Benjamin Rush, one of Philadelphia’s most famous and prolific physicians, also discussed the importance of lay community respect for medical schools and doctors.  One of the most helpful collections the Historical Medical Library provided was the Daniel J. Swinney Papers.  Swinney was a student of Benjamin Rush, and Rush talked a lot about how to deal with patients receiving medical care.  Rush began his lectures saying that patients had certain responsibilities to physicians which he listed out. Patients had the responsibility to choose physicians with proper education, follow what the physician said alone and not take medicine without his advice, and ultimately, be honest with his physician and never slander him.  Physicians also had responsibilities to patients, such as going up the stairs before a lady to protect her modesty and letting the patient and family tell you what they think caused the sickness.

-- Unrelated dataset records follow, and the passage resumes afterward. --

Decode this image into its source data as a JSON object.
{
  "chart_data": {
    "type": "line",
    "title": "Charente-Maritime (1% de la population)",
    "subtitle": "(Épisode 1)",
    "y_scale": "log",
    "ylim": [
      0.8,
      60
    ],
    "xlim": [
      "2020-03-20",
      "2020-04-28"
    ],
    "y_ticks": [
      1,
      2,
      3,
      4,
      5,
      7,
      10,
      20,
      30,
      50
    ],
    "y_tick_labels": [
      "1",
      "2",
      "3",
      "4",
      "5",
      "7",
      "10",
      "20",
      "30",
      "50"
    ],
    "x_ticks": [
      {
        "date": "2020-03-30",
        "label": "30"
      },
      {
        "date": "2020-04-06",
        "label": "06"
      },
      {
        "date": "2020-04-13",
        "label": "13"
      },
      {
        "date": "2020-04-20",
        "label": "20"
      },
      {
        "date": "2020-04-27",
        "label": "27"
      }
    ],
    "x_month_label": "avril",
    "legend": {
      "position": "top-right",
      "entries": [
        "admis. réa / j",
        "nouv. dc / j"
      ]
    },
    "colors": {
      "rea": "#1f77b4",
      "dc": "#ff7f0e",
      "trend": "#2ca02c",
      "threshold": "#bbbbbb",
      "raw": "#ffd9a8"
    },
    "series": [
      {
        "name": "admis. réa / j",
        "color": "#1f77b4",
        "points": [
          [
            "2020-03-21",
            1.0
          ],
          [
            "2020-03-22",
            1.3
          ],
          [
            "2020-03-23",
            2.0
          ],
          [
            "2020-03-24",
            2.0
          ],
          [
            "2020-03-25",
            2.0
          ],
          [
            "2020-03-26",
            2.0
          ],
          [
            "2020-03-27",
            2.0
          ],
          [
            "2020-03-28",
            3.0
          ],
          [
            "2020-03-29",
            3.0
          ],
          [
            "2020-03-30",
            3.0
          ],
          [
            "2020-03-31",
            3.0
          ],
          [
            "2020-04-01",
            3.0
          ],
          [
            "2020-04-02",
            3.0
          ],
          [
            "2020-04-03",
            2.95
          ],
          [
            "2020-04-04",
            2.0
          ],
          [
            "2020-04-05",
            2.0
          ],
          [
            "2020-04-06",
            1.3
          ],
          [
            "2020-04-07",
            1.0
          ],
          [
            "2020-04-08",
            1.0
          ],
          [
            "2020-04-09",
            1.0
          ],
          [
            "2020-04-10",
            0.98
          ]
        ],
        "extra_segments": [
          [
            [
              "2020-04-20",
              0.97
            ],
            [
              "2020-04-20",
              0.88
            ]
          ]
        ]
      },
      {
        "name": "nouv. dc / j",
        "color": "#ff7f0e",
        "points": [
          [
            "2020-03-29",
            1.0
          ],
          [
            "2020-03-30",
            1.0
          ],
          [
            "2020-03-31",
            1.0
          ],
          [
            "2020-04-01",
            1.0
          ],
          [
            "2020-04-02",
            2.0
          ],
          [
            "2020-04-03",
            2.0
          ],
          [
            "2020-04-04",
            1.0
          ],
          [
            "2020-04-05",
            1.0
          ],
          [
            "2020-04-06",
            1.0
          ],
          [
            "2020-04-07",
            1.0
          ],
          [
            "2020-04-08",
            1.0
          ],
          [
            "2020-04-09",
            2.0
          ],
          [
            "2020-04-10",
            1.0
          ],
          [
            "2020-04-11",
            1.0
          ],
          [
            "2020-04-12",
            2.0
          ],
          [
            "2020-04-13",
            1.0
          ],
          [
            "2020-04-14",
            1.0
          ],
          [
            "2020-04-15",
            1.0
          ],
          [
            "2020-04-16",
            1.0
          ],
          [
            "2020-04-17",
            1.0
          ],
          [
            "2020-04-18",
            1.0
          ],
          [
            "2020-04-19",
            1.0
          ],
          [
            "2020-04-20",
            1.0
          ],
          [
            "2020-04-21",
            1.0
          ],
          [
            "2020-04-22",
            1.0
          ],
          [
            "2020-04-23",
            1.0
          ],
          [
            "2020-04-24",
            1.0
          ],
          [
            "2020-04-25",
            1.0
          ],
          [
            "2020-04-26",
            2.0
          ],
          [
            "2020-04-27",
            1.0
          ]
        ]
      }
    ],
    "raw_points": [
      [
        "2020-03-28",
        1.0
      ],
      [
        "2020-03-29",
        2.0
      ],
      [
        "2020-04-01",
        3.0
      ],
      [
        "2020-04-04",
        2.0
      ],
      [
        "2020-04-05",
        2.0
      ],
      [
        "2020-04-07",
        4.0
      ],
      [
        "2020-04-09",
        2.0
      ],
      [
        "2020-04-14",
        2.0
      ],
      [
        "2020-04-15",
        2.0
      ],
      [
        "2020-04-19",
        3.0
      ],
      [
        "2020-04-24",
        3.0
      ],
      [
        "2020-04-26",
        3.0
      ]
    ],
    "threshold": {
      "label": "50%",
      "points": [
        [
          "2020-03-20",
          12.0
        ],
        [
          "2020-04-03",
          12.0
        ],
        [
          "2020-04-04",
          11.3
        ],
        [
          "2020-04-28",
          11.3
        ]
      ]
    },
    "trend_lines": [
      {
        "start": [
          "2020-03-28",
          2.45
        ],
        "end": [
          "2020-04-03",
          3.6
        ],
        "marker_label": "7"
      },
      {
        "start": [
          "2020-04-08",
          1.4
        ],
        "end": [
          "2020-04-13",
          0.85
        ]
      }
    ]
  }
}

UAMS’ website today lists their mission statement and discusses why medical schools are important.  “The mission of UAMS is to improve the health, health care and well-being of Arkansans and of others in the region, nation and the world by…providing high-quality, innovative, patient- and family–centered health care and specialty expertise not routinely available in community settings.”  UAMS treats hundreds of thousands of patients in Arkansas and trains physicians for rural areas.  Clearly, community interactions and relationships are high priorities for UAMS, but they have also been a concern for medical schools from much earlier days.  We have to contextualize this relationship between the two communities, and I appreciate the efforts of the Historical Medical Library to protect and provide access to sources which document the history of medical education.

 

 

*Laura Smith is a Ph.D. Candidate at the University of Arkansas.  She received an F.C. Wood Institute Travel Grant from the College of Physicians of Philadelphia in June 2019.